The contested class status of the nineteenth-century physician is evident in Doyle's portrait of Dr. Lana, who enjoys an aristocratic heritage but relies solely on his professional abilities to succeed. Doyle also interrogates postcolonial identity by setting up an opposition between Ernest and Aloysius Lana. Given Ernest's role as the "bad colonial," postcolonial identity registers as violent, evil, unhealthy, and dissolute. In contrast, Aloysius's good character represents the virtues of the old Spanish aristocracy, and his respectable, successful medical practice follows his medical training in Glasgow.

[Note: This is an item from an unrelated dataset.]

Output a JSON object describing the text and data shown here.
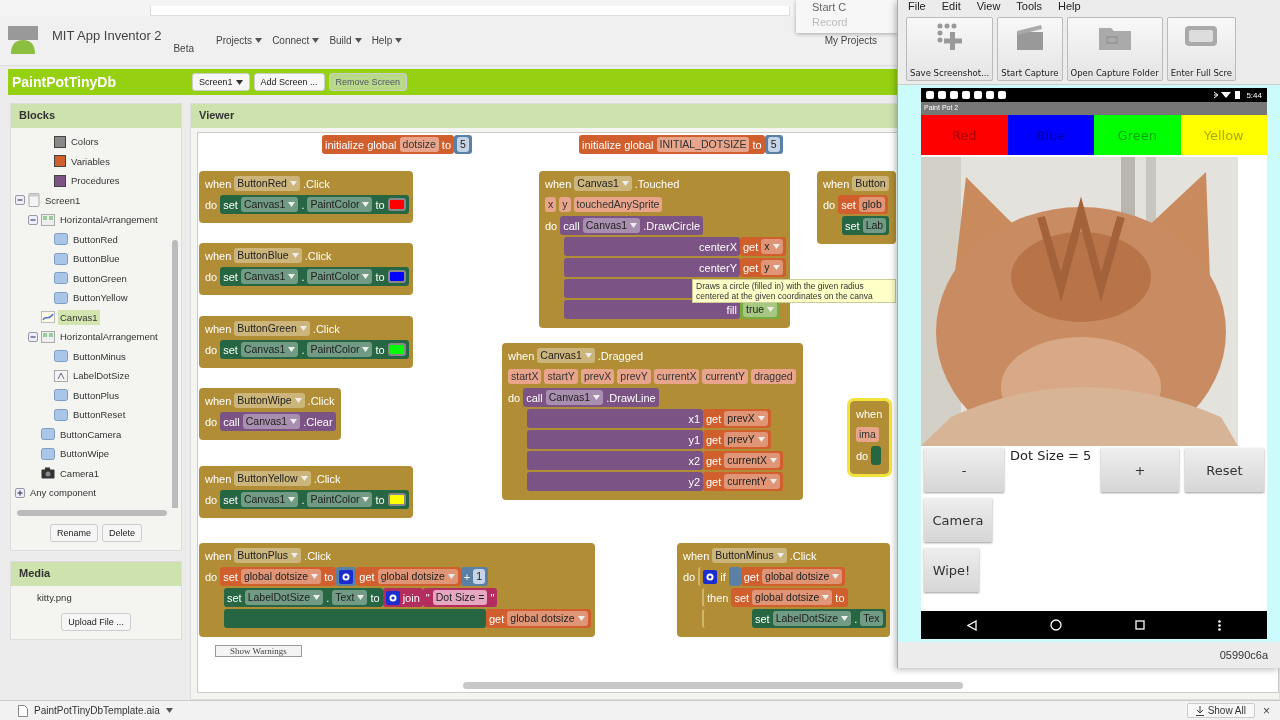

The moral difference between Ernest and Aloysius disappears at Ernest's death, when his body is mistaken for that of Aloysius, but that difference is emphatically reinstated in the courtroom scene at the end. Likewise, the phrase "the Black Doctor" implies an absolute difference between Aloysius and the villagers' expectations of a British doctor, but in the end he "return[s]"to England. That is, in part thanks to his British medical training, Aloysius now registers as a Briton, culturally, rather than as a "black" foreigner; and it is to Ernest and his Argentine childhood that he is contrasted, not to the village, which now represents his future.
The device of the Doppelgänger here, and its return to popularity in turn-of-the-century sensational texts, implicitly registers the influence of psychoanalysis. Ernest then also represents Aloysius's subconscious--his repressed Other, and his colonial, familial past.